FinCEN preparing a rule that will require banks to demonstrate that their AML/CFT programs are "reas

The Financial Crimes Enforcement Network (FinCEN) will almost certainly require banks and other financial institutions to evaluate their anti-money laundering (AML) and counter-terrorist financing (CFT) programs to ensure they are "effective and reasonably designed."

FinCEN announced in the Federal Register on Monday that it will publish a notice of proposed rulemaking to establish national exam and supervision priorities for financial institutions, as part of the Anti-Money Laundering Act of 2020's provisions. Financial institutions that do not already have a CFT program would be required to implement one under the potential rule, according to FinCEN, a division of the US Treasury.


Combating corruption, cybercrime, terrorism financing (foreign and domestic), fraud, transnational criminal organization activity, drug trafficking, human trafficking/smuggling, and proliferation financing are among FinCEN's eight AML/CFT priorities, which were released in June. FinCEN's rule would require financial institutions to demonstrate that their anti-money laundering and counter-terrorist financing programs, which are regulated under the Bank Secrecy Act, align with the agency's eight priorities.

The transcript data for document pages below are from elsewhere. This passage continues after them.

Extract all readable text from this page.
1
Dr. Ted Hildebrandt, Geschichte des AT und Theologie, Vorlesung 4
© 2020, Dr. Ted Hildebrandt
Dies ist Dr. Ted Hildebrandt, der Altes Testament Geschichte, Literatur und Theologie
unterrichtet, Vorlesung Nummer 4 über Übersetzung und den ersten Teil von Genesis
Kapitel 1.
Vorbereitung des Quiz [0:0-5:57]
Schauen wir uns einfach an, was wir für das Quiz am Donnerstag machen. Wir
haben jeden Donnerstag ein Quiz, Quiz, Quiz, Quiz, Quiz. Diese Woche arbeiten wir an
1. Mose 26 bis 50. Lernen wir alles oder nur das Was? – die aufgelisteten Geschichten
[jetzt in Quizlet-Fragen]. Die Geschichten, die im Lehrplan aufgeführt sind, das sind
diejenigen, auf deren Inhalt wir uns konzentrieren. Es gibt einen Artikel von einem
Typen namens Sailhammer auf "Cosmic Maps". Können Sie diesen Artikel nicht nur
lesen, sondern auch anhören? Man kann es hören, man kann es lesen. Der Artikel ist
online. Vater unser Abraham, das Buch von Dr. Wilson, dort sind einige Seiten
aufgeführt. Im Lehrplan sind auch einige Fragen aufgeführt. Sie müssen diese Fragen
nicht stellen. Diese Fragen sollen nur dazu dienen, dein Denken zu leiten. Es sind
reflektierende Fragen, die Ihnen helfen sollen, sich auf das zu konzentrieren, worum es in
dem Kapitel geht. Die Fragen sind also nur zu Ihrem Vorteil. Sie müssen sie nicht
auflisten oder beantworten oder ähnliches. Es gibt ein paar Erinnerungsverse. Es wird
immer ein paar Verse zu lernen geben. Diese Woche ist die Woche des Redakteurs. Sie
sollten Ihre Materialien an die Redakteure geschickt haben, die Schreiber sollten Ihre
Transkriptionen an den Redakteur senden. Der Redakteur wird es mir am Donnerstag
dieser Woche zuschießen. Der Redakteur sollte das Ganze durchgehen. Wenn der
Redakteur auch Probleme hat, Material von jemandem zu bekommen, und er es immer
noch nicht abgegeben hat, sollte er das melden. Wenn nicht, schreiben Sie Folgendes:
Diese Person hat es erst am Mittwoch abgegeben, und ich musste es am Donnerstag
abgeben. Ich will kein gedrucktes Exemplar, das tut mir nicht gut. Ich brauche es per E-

Furthermore, FinCEN would mandate that all financial institutions "maintain an effective and reasonably designed AML/CFT program, and that such a program must include a risk assessment process."


FinCEN has stated that the notice of proposed rulemaking will be published in April.

The new rule would formalize FinCEN's review process for determining the effectiveness of a financial institution's anti-money laundering and counter-terrorist financing program, though the Federal Register notice does not specify how this process will work.

According to a blog post from AML training and certification organization ACAMS, this process will move regulatory assessments from the realm of supervisory expectation to the realm of legal enforcement.


"Regulators for years have expected financial institutions to conduct regular risk assessments and gear their AML programs towards those findings and have come repeatedly under criticism by industry professionals for essentially treating their expectation as mandatory without having finalized a rule to that effect," according to the blog post.